Ce que propose vraiment le PACTO One sur le papier
Niveau fiche technique, le PACTO One, c’est un vélo pliant 20 pouces avec cadre en aluminium, roues larges type fatbike, 6 vitesses avec dérailleur arrière, freins à disque avant et arrière, et une suspension avant. Le tout pour un poids d’environ 17 kg, avec une charge maximale annoncée de 110 kg. Il est livré presque monté, avec béquille, éclairage avant et arrière, mais sans garde-boue ni porte-bagages.
Le pliage est annoncé en 10 secondes. Honnêtement, une fois qu’on a pris le coup de main, on n’en est pas loin : on plie le cadre au milieu, on rabat la potence/guidon, on baisse la selle et c’est bon. Plié, il fait à peu près ce qui est annoncé : 68 x 100 x 50 cm. Ça rentre sans souci dans un coffre de voiture classique et ça reste gérable dans un couloir ou un hall d’immeuble. Ce n’est pas minuscule, mais c’est compact.
Ce vélo est clairement pensé pour un usage urbain / loisir : trajets boulot, petits déplacements, camping, caravane, bateau, etc. Il n’y a pas d’assistance électrique, donc tout se fait aux jambes. Les 6 vitesses suffisent pour la plupart des situations en ville, mais si tu as de grosses côtes tous les jours, il faut être honnête, tu vas le sentir passer. Les pneus larges, eux, sont là pour le confort et la stabilité, pas pour battre des records de vitesse.
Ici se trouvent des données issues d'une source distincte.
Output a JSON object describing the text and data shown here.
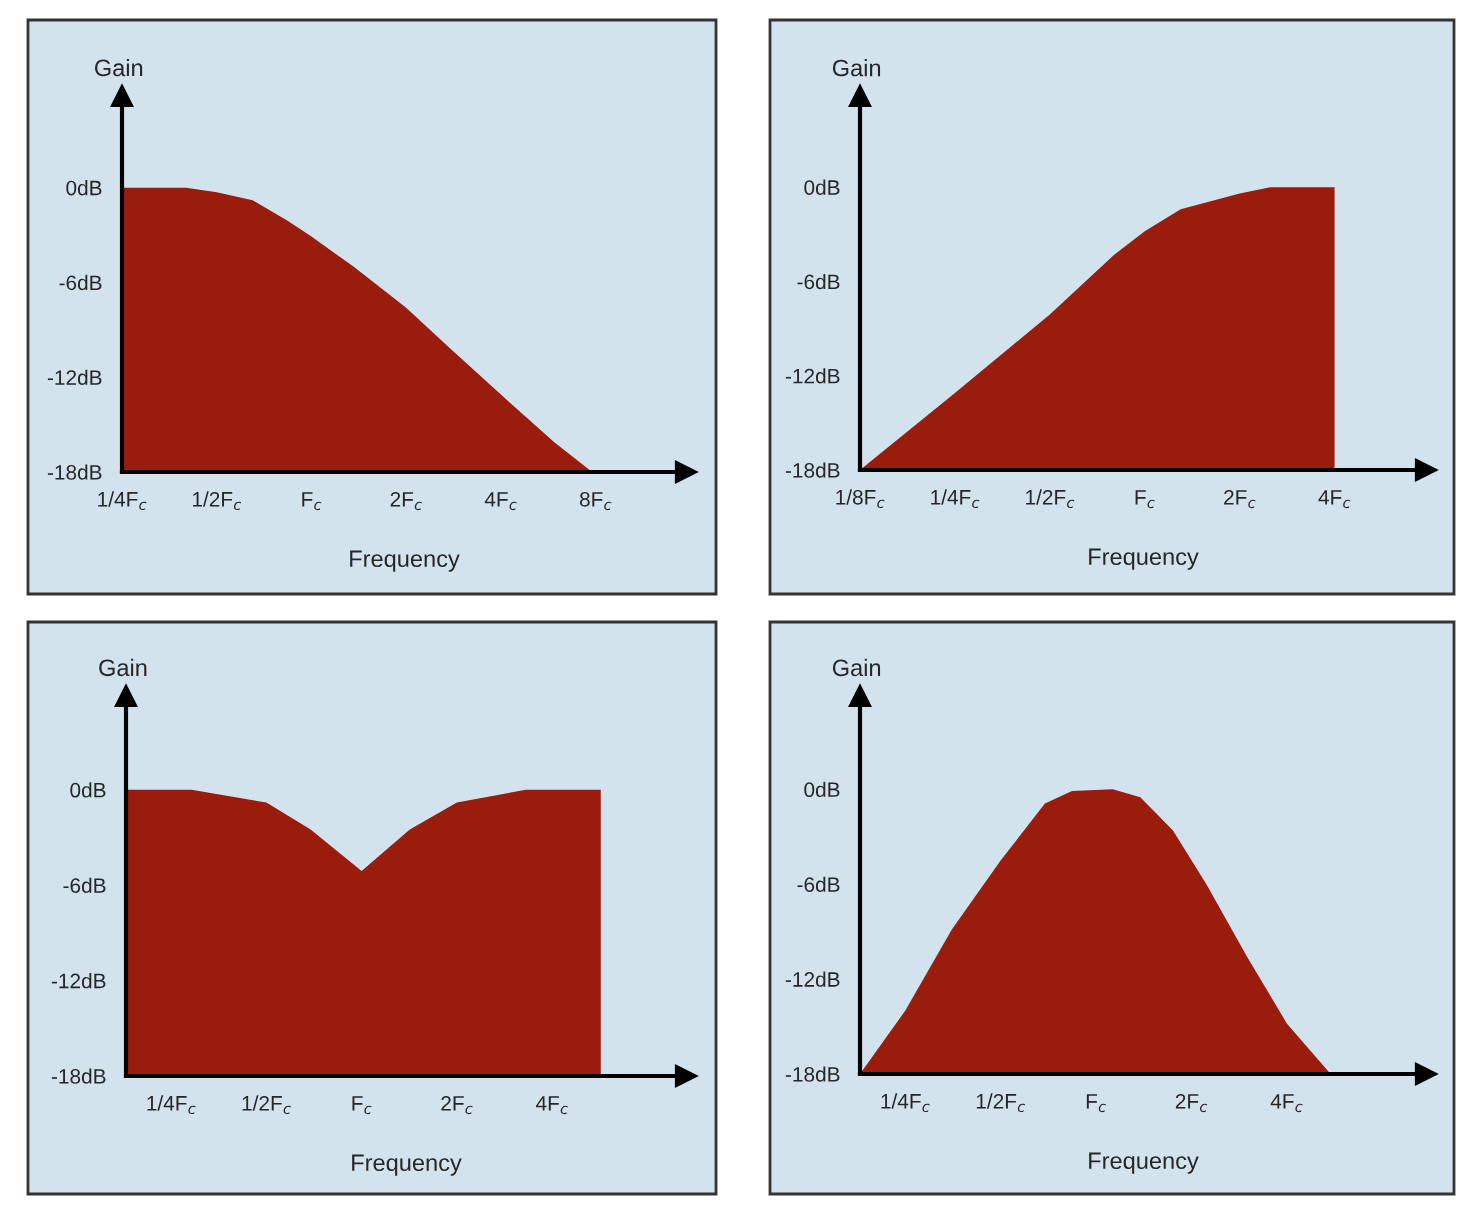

Globalement, sur le papier, le PACTO One est un compromis entre un pliant classique et un petit VTT loisir. Ça ne remplace pas un vrai VTT pour la montagne, mais ça encaisse bien les nids-de-poule, les pistes cyclables moyennes et les chemins un peu défoncés. Si tu cherches un truc ultra léger ou ultra rapide, ce n’est pas le bon profil. Si tu veux un vélo pratique, pliable, qui a l’air solide et qui accepte des terrains variés, là on est plus dans le bon usage.
Points Forts
- Cadre alu solide, pneus larges et fourche suspendue qui apportent confort et stabilité
- Pliage simple et rapide avec format compact correct pour coffre de voiture ou transports
- Équipement assez complet pour le prix (freins à disque, éclairage, béquille, 6 vitesses)
Points Faibles
- Poids de 17 kg assez pénible à porter régulièrement, surtout en escaliers
- Absence de garde-boue et d’accessoires urbains de base, à rajouter soi-même
Conclusion
Note de la rédaction
Après deux semaines avec le PACTO One, mon avis est assez clair : c’est un vélo pliant pratique et solide, pensé pour quelqu’un qui veut un engin polyvalent, pas trop cher, et qui accepte quelques compromis. Il roule bien en ville, encaisse sans broncher les routes moyennes et les petits chemins, et le pliage est simple et rapide. Les pneus larges et la fourche suspendue apportent un vrai plus en confort et en stabilité. On a l’impression d’être sur quelque chose de rassurant, pas sur un petit pliant fragile.
Par contre, il faut bien avoir en tête ses limites : 17 kg, ça se sent, surtout si tu dois le porter souvent. Les 6 vitesses font le job, mais ce n’est pas l’idéal si tu as de grosses côtes quotidiennes. Et le manque de garde-boue d’origine est franchement pénible si tu comptes rouler sous la pluie. Les composants sont corrects sans plus, donc il ne faut pas s’attendre à la douceur d’un vélo deux fois plus cher.
Pour moi, le PACTO One s’adresse surtout à ceux qui veulent un vélo pour : trajets boulot modestes, balades, vacances en camping ou en camping-car, et qui aiment l’idée d’un fatbike compact sans moteur. Si tu cherches un pliant ultra léger pour grimper des escaliers tous les jours, ou un vélo sportif pour faire des longues distances, passe ton chemin. Mais si tu veux un outil simple, robuste, qui fait le job sans se prendre la tête, c’est une option très correcte dans sa catégorie.